Saturday, January 29, 2011

SCBWI's Winter Conference - Day 1

Let me start out with last night's Kid Lit Night. It's this informal gathering of agents, editors and writers all smooshed together in a pub, drinking, laughing, and connecting. There were A LOT of people in that pub, some I hung out with: Christina, Weronika, Shana, Frankie, Donna & Sarah and some I simply recognized from "blogworld" or other conferences: Sara Crowe, Mary Kole, Edward Necarsulmer, Jennifer Laughran, & writer Kim Sabatini. It was just great to talk face-to-face with so many interesting people from the publishing industry.

Now onto SCBWI Day 1:

A.M. keynote, the one, the only, Lois Lowry. Her speech was moving and real as well as hysterically funny at times. She shared that she lost her older sister soon after she herself was married and came across this quote: Give sorrow words. Which she did when she wrote A SUMMER TO DIE. She challenged the writers in the room to give happiness words...and fear...and jealousy. Give life to emotions.

She also said, "When writing, what works best are the things that surprise you as a writer." Go for it.

Then, believe it or not, came Jane Yolen in a picture book panel discussion. She made many excellent points in her talk but I think my favorite was when she pointed out that picture books must have a lyricism to them. A lyric sensibility. A rhythmic sensibility. Because they will be read aloud to a listening child. She advised reading your picture book manuscript aloud - and often - to check for that lyrical flow.

Next on the panel came illustrator Mark Teague who said good illustrations are really there to service the story and must be worthy of the text as well as extend it beyond just the written word. No small task, eh? But very sound advice.

Finally, last on the panel was editor Patricia Lee Gauch who beautifully shared in a very poetic way her thoughts on picture books.

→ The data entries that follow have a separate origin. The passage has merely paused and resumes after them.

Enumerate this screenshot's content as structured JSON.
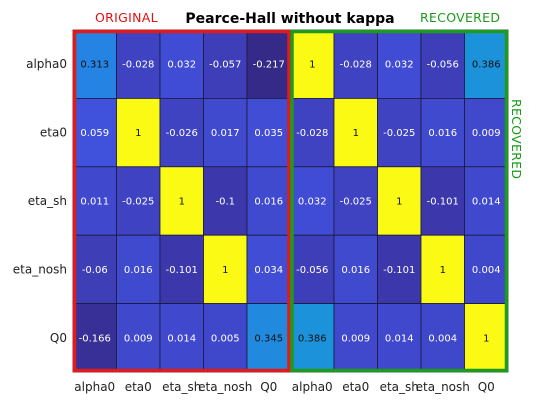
{
  "chart_data": {
    "type": "heatmap",
    "title": "Pearce-Hall without kappa",
    "labels": [
      "alpha0",
      "eta0",
      "eta_sh",
      "eta_nosh",
      "Q0"
    ],
    "panels": [
      {
        "name": "ORIGINAL",
        "frame_color": "#e01b1b",
        "values": [
          [
            "0.313",
            "-0.028",
            "0.032",
            "-0.057",
            "-0.217"
          ],
          [
            "0.059",
            "1",
            "-0.026",
            "0.017",
            "0.035"
          ],
          [
            "0.011",
            "-0.025",
            "1",
            "-0.1",
            "0.016"
          ],
          [
            "-0.06",
            "0.016",
            "-0.101",
            "1",
            "0.034"
          ],
          [
            "-0.166",
            "0.009",
            "0.014",
            "0.005",
            "0.345"
          ]
        ]
      },
      {
        "name": "RECOVERED",
        "frame_color": "#1f9a1f",
        "values": [
          [
            "1",
            "-0.028",
            "0.032",
            "-0.056",
            "0.386"
          ],
          [
            "-0.028",
            "1",
            "-0.025",
            "0.016",
            "0.009"
          ],
          [
            "0.032",
            "-0.025",
            "1",
            "-0.101",
            "0.014"
          ],
          [
            "-0.056",
            "0.016",
            "-0.101",
            "1",
            "0.004"
          ],
          [
            "0.386",
            "0.009",
            "0.014",
            "0.004",
            "1"
          ]
        ]
      }
    ],
    "color_scale": {
      "colormap": "parula",
      "min": -0.217,
      "max": 1
    }
  }
}
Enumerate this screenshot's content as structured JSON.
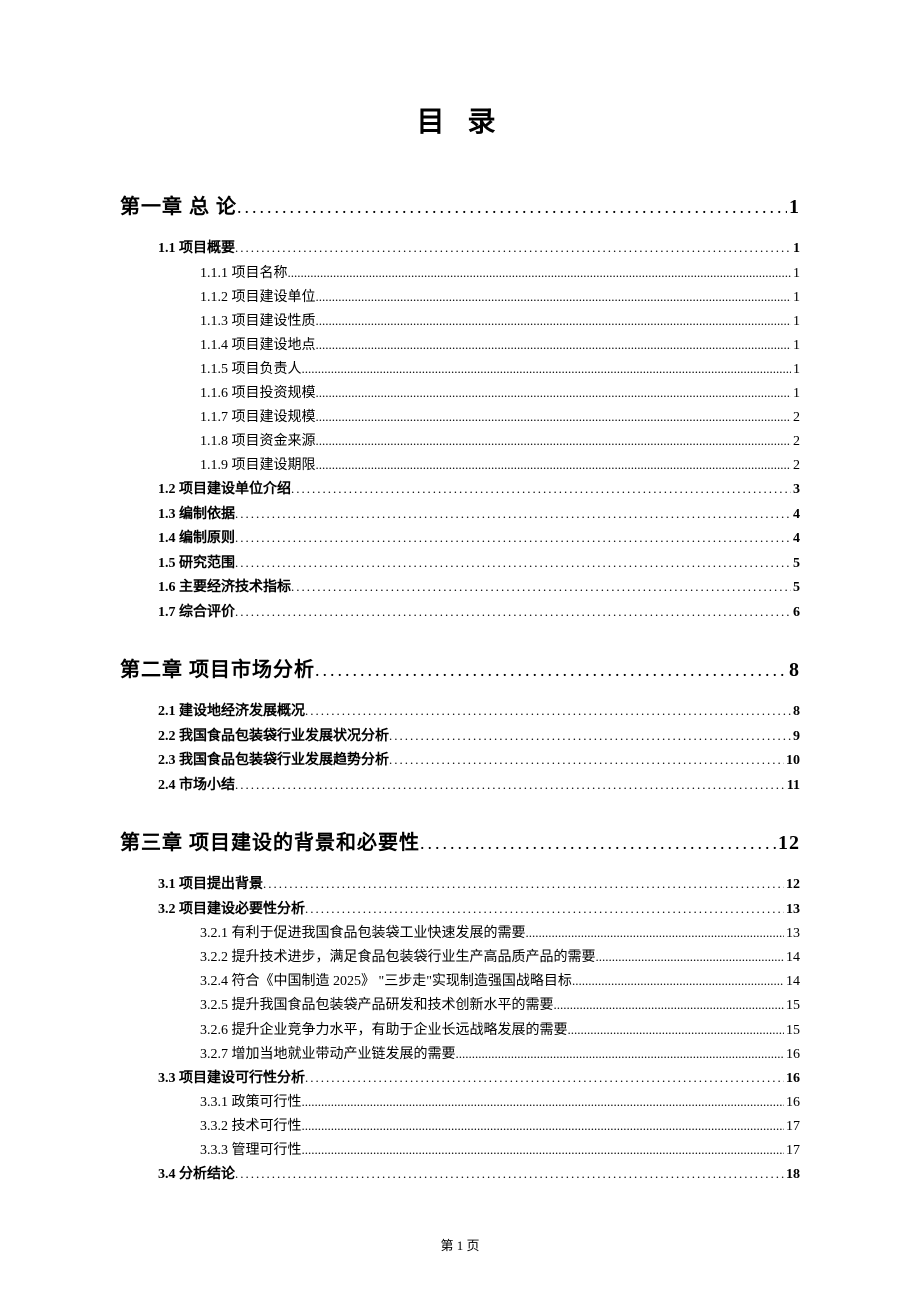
{
  "title": "目 录",
  "footer": "第 1 页",
  "entries": [
    {
      "level": 1,
      "label": "第一章 总 论",
      "page": "1"
    },
    {
      "level": 2,
      "label": "1.1 项目概要",
      "page": "1"
    },
    {
      "level": 3,
      "label": "1.1.1 项目名称",
      "page": "1"
    },
    {
      "level": 3,
      "label": "1.1.2 项目建设单位",
      "page": "1"
    },
    {
      "level": 3,
      "label": "1.1.3 项目建设性质",
      "page": "1"
    },
    {
      "level": 3,
      "label": "1.1.4 项目建设地点",
      "page": "1"
    },
    {
      "level": 3,
      "label": "1.1.5 项目负责人",
      "page": "1"
    },
    {
      "level": 3,
      "label": "1.1.6 项目投资规模",
      "page": "1"
    },
    {
      "level": 3,
      "label": "1.1.7 项目建设规模",
      "page": "2"
    },
    {
      "level": 3,
      "label": "1.1.8 项目资金来源",
      "page": "2"
    },
    {
      "level": 3,
      "label": "1.1.9 项目建设期限",
      "page": "2"
    },
    {
      "level": 2,
      "label": "1.2 项目建设单位介绍",
      "page": "3"
    },
    {
      "level": 2,
      "label": "1.3 编制依据",
      "page": "4"
    },
    {
      "level": 2,
      "label": "1.4 编制原则",
      "page": "4"
    },
    {
      "level": 2,
      "label": "1.5 研究范围",
      "page": "5"
    },
    {
      "level": 2,
      "label": "1.6 主要经济技术指标",
      "page": "5"
    },
    {
      "level": 2,
      "label": "1.7 综合评价",
      "page": "6"
    },
    {
      "level": 1,
      "label": "第二章 项目市场分析",
      "page": "8"
    },
    {
      "level": 2,
      "label": "2.1 建设地经济发展概况",
      "page": "8"
    },
    {
      "level": 2,
      "label": "2.2 我国食品包装袋行业发展状况分析",
      "page": "9"
    },
    {
      "level": 2,
      "label": "2.3 我国食品包装袋行业发展趋势分析",
      "page": "10"
    },
    {
      "level": 2,
      "label": "2.4 市场小结",
      "page": "11"
    },
    {
      "level": 1,
      "label": "第三章 项目建设的背景和必要性",
      "page": "12"
    },
    {
      "level": 2,
      "label": "3.1 项目提出背景",
      "page": "12"
    },
    {
      "level": 2,
      "label": "3.2 项目建设必要性分析",
      "page": "13"
    },
    {
      "level": 3,
      "label": "3.2.1 有利于促进我国食品包装袋工业快速发展的需要",
      "page": "13"
    },
    {
      "level": 3,
      "label": "3.2.2 提升技术进步，满足食品包装袋行业生产高品质产品的需要",
      "page": "14"
    },
    {
      "level": 3,
      "label": "3.2.4 符合《中国制造 2025》 \"三步走\"实现制造强国战略目标",
      "page": "14"
    },
    {
      "level": 3,
      "label": "3.2.5 提升我国食品包装袋产品研发和技术创新水平的需要",
      "page": "15"
    },
    {
      "level": 3,
      "label": "3.2.6 提升企业竞争力水平，有助于企业长远战略发展的需要",
      "page": "15"
    },
    {
      "level": 3,
      "label": "3.2.7 增加当地就业带动产业链发展的需要",
      "page": "16"
    },
    {
      "level": 2,
      "label": "3.3 项目建设可行性分析",
      "page": "16"
    },
    {
      "level": 3,
      "label": "3.3.1 政策可行性",
      "page": "16"
    },
    {
      "level": 3,
      "label": "3.3.2 技术可行性",
      "page": "17"
    },
    {
      "level": 3,
      "label": "3.3.3 管理可行性",
      "page": "17"
    },
    {
      "level": 2,
      "label": "3.4 分析结论",
      "page": "18"
    }
  ]
}
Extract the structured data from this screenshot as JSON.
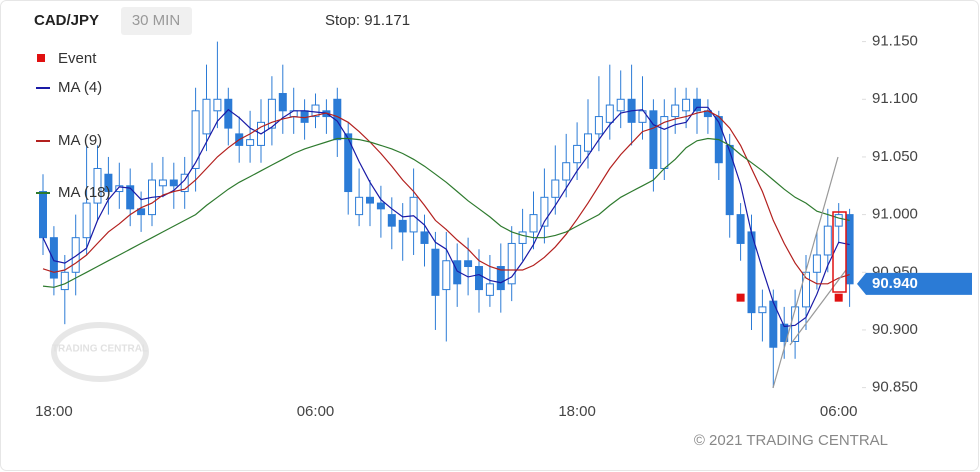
{
  "chart_data": {
    "type": "candlestick",
    "title": "CAD/JPY",
    "timeframe": "30 MIN",
    "stop_text": "Stop: 91.171",
    "watermark": "TRADING CENTRAL",
    "copyright": "© 2021 TRADING CENTRAL",
    "color": "#2b7bd6",
    "categories": [
      null,
      "18:00",
      null,
      null,
      null,
      null,
      null,
      null,
      null,
      null,
      null,
      null,
      null,
      null,
      null,
      null,
      null,
      null,
      null,
      null,
      null,
      null,
      null,
      null,
      null,
      "06:00",
      null,
      null,
      null,
      null,
      null,
      null,
      null,
      null,
      null,
      null,
      null,
      null,
      null,
      null,
      null,
      null,
      null,
      null,
      null,
      null,
      null,
      null,
      null,
      "18:00",
      null,
      null,
      null,
      null,
      null,
      null,
      null,
      null,
      null,
      null,
      null,
      null,
      null,
      null,
      null,
      null,
      null,
      null,
      null,
      null,
      null,
      null,
      null,
      "06:00",
      null
    ],
    "open": [
      91.02,
      90.98,
      90.935,
      90.95,
      90.98,
      91.01,
      91.035,
      91.02,
      91.025,
      91.005,
      91.0,
      91.025,
      91.03,
      91.02,
      91.04,
      91.07,
      91.09,
      91.1,
      91.07,
      91.06,
      91.06,
      91.075,
      91.105,
      91.085,
      91.09,
      91.085,
      91.09,
      91.1,
      91.07,
      91.0,
      91.015,
      91.01,
      91.0,
      90.995,
      90.985,
      90.985,
      90.97,
      90.935,
      90.96,
      90.96,
      90.955,
      90.93,
      90.955,
      90.94,
      90.975,
      90.985,
      90.99,
      91.015,
      91.03,
      91.045,
      91.055,
      91.07,
      91.08,
      91.09,
      91.1,
      91.08,
      91.09,
      91.04,
      91.085,
      91.09,
      91.1,
      91.09,
      91.085,
      91.06,
      91.0,
      90.985,
      90.915,
      90.925,
      90.905,
      90.89,
      90.92,
      90.95,
      90.965,
      90.99,
      91.0
    ],
    "high": [
      91.035,
      90.99,
      90.965,
      91.0,
      91.06,
      91.06,
      91.05,
      91.045,
      91.04,
      91.02,
      91.045,
      91.05,
      91.045,
      91.05,
      91.11,
      91.13,
      91.15,
      91.11,
      91.085,
      91.09,
      91.1,
      91.12,
      91.13,
      91.11,
      91.1,
      91.105,
      91.1,
      91.11,
      91.08,
      91.04,
      91.03,
      91.025,
      91.015,
      91.01,
      91.04,
      91.0,
      90.985,
      90.985,
      90.975,
      90.98,
      90.97,
      90.965,
      90.975,
      90.99,
      91.005,
      91.02,
      91.04,
      91.06,
      91.07,
      91.08,
      91.1,
      91.12,
      91.13,
      91.125,
      91.13,
      91.12,
      91.1,
      91.1,
      91.11,
      91.11,
      91.11,
      91.1,
      91.09,
      91.07,
      91.01,
      91.0,
      90.935,
      90.935,
      90.92,
      90.935,
      90.965,
      90.985,
      91.005,
      91.01,
      91.005
    ],
    "low": [
      90.965,
      90.93,
      90.905,
      90.93,
      90.965,
      90.995,
      91.0,
      91.005,
      90.99,
      90.985,
      90.99,
      91.015,
      91.005,
      91.005,
      91.02,
      91.055,
      91.075,
      91.06,
      91.045,
      91.045,
      91.045,
      91.06,
      91.07,
      91.07,
      91.065,
      91.075,
      91.07,
      91.05,
      91.0,
      90.99,
      90.99,
      90.98,
      90.97,
      90.96,
      90.965,
      90.955,
      90.9,
      90.89,
      90.92,
      90.93,
      90.915,
      90.92,
      90.915,
      90.925,
      90.96,
      90.97,
      90.975,
      91.0,
      91.015,
      91.03,
      91.04,
      91.055,
      91.065,
      91.075,
      91.06,
      91.065,
      91.02,
      91.03,
      91.07,
      91.075,
      91.07,
      91.07,
      91.03,
      90.98,
      90.96,
      90.9,
      90.89,
      90.85,
      90.875,
      90.875,
      90.9,
      90.935,
      90.95,
      90.975,
      90.92
    ],
    "close": [
      90.98,
      90.945,
      90.95,
      90.98,
      91.01,
      91.04,
      91.02,
      91.025,
      91.005,
      91.0,
      91.03,
      91.03,
      91.025,
      91.035,
      91.09,
      91.1,
      91.1,
      91.075,
      91.06,
      91.065,
      91.08,
      91.1,
      91.09,
      91.09,
      91.08,
      91.095,
      91.085,
      91.065,
      91.02,
      91.015,
      91.01,
      91.005,
      90.99,
      90.985,
      91.015,
      90.975,
      90.93,
      90.96,
      90.94,
      90.955,
      90.935,
      90.94,
      90.935,
      90.975,
      90.985,
      91.0,
      91.015,
      91.03,
      91.045,
      91.06,
      91.07,
      91.085,
      91.095,
      91.1,
      91.08,
      91.09,
      91.04,
      91.085,
      91.095,
      91.1,
      91.09,
      91.085,
      91.045,
      91.0,
      90.975,
      90.915,
      90.92,
      90.885,
      90.89,
      90.92,
      90.95,
      90.965,
      90.99,
      91.0,
      90.94
    ],
    "series": [
      {
        "name": "MA (4)",
        "color": "#1a1aa6",
        "values": [
          90.98,
          90.96,
          90.958,
          90.964,
          90.971,
          90.995,
          91.013,
          91.024,
          91.023,
          91.013,
          91.015,
          91.016,
          91.021,
          91.03,
          91.045,
          91.063,
          91.081,
          91.091,
          91.084,
          91.075,
          91.07,
          91.076,
          91.084,
          91.09,
          91.09,
          91.089,
          91.088,
          91.081,
          91.066,
          91.046,
          91.028,
          91.013,
          91.005,
          90.998,
          90.999,
          90.991,
          90.976,
          90.97,
          90.951,
          90.946,
          90.948,
          90.943,
          90.941,
          90.946,
          90.959,
          90.974,
          90.994,
          91.008,
          91.023,
          91.038,
          91.051,
          91.065,
          91.078,
          91.088,
          91.09,
          91.091,
          91.078,
          91.074,
          91.078,
          91.08,
          91.093,
          91.093,
          91.08,
          91.055,
          91.026,
          90.984,
          90.953,
          90.924,
          90.903,
          90.904,
          90.911,
          90.931,
          90.956,
          90.976,
          90.974
        ]
      },
      {
        "name": "MA (9)",
        "color": "#b3201e",
        "values": [
          90.953,
          90.95,
          90.952,
          90.958,
          90.965,
          90.975,
          90.985,
          90.992,
          91.0,
          91.006,
          91.01,
          91.017,
          91.02,
          91.022,
          91.03,
          91.04,
          91.05,
          91.058,
          91.065,
          91.07,
          91.076,
          91.08,
          91.083,
          91.085,
          91.084,
          91.086,
          91.088,
          91.085,
          91.08,
          91.072,
          91.063,
          91.053,
          91.042,
          91.03,
          91.02,
          91.008,
          90.995,
          90.987,
          90.978,
          90.97,
          90.96,
          90.955,
          90.952,
          90.952,
          90.952,
          90.956,
          90.963,
          90.972,
          90.983,
          90.996,
          91.01,
          91.025,
          91.04,
          91.052,
          91.062,
          91.072,
          91.075,
          91.08,
          91.083,
          91.085,
          91.088,
          91.09,
          91.085,
          91.075,
          91.06,
          91.04,
          91.02,
          90.995,
          90.975,
          90.958,
          90.945,
          90.94,
          90.94,
          90.945,
          90.948
        ]
      },
      {
        "name": "MA (18)",
        "color": "#2e7a2e",
        "values": [
          90.938,
          90.937,
          90.94,
          90.945,
          90.95,
          90.955,
          90.96,
          90.965,
          90.97,
          90.975,
          90.98,
          90.985,
          90.99,
          90.995,
          91.0,
          91.008,
          91.015,
          91.022,
          91.028,
          91.033,
          91.038,
          91.043,
          91.048,
          91.053,
          91.057,
          91.06,
          91.063,
          91.066,
          91.066,
          91.065,
          91.063,
          91.06,
          91.057,
          91.053,
          91.048,
          91.042,
          91.035,
          91.028,
          91.02,
          91.012,
          91.005,
          90.998,
          90.99,
          90.985,
          90.982,
          90.98,
          90.98,
          90.982,
          90.985,
          90.99,
          90.995,
          91.0,
          91.008,
          91.015,
          91.02,
          91.025,
          91.03,
          91.04,
          91.048,
          91.058,
          91.064,
          91.066,
          91.065,
          91.06,
          91.052,
          91.045,
          91.038,
          91.03,
          91.022,
          91.015,
          91.01,
          91.003,
          91.0,
          90.997,
          90.995
        ]
      }
    ],
    "events": {
      "name": "Event",
      "color": "#e01010",
      "values": [
        null,
        null,
        null,
        null,
        null,
        null,
        null,
        null,
        null,
        null,
        null,
        null,
        null,
        null,
        null,
        null,
        null,
        null,
        null,
        null,
        null,
        null,
        null,
        null,
        null,
        null,
        null,
        null,
        null,
        null,
        null,
        null,
        null,
        null,
        null,
        null,
        null,
        null,
        null,
        null,
        null,
        null,
        null,
        null,
        null,
        null,
        null,
        null,
        null,
        null,
        null,
        null,
        null,
        null,
        null,
        null,
        null,
        null,
        null,
        null,
        null,
        null,
        null,
        null,
        90.928,
        null,
        null,
        null,
        null,
        null,
        null,
        null,
        null,
        90.928,
        null
      ]
    },
    "last_price": {
      "value": 90.94,
      "label": "90.940"
    },
    "ylim": [
      90.841,
      91.167
    ],
    "yticks": [
      {
        "value": 90.85,
        "label": "90.850"
      },
      {
        "value": 90.9,
        "label": "90.900"
      },
      {
        "value": 90.95,
        "label": "90.950"
      },
      {
        "value": 91.0,
        "label": "91.000"
      },
      {
        "value": 91.05,
        "label": "91.050"
      },
      {
        "value": 91.1,
        "label": "91.100"
      },
      {
        "value": 91.15,
        "label": "91.150"
      }
    ],
    "grid": false
  }
}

She urged writers to be storytellers and constantly go deep into "the well" (who you are as a person, the child in you). She said its crucial to drive the story. She was very clear and said. And my favorite part of her talk was when she said, "Don't squeeze an idea too hard or the idea will put its tail between its legs and run away."

Then we were all off - all 1200+ of us - off to the breakout sessions. First up for me was agent Ginger Clark. She was witty, genuine and very smart. She stated a few times that publishing is a for profit business and its always looking for the big hit. She shared the results of an informal survey she conducted with some editors she knows - asking them what they're currently looking for in MG/YA:
- Dystopia
- More Middle Grade
- Harder SF (more technical)
- Mind bending psycho thrillers
- YA based on the Tudors

Second breakout session was with senior editor from Simon & Schuster, Alexandra Cooper. She made it clear that it is a really big decision for a publisher to take on a manuscript because it is a commitment on their part. In the submission process she said books need to have a hook as well as really good writing. It can't be just one or the other in today's crowded market.

And that's my day in a nutshell. SCBWI is a stellar organization and this conference runs like a top.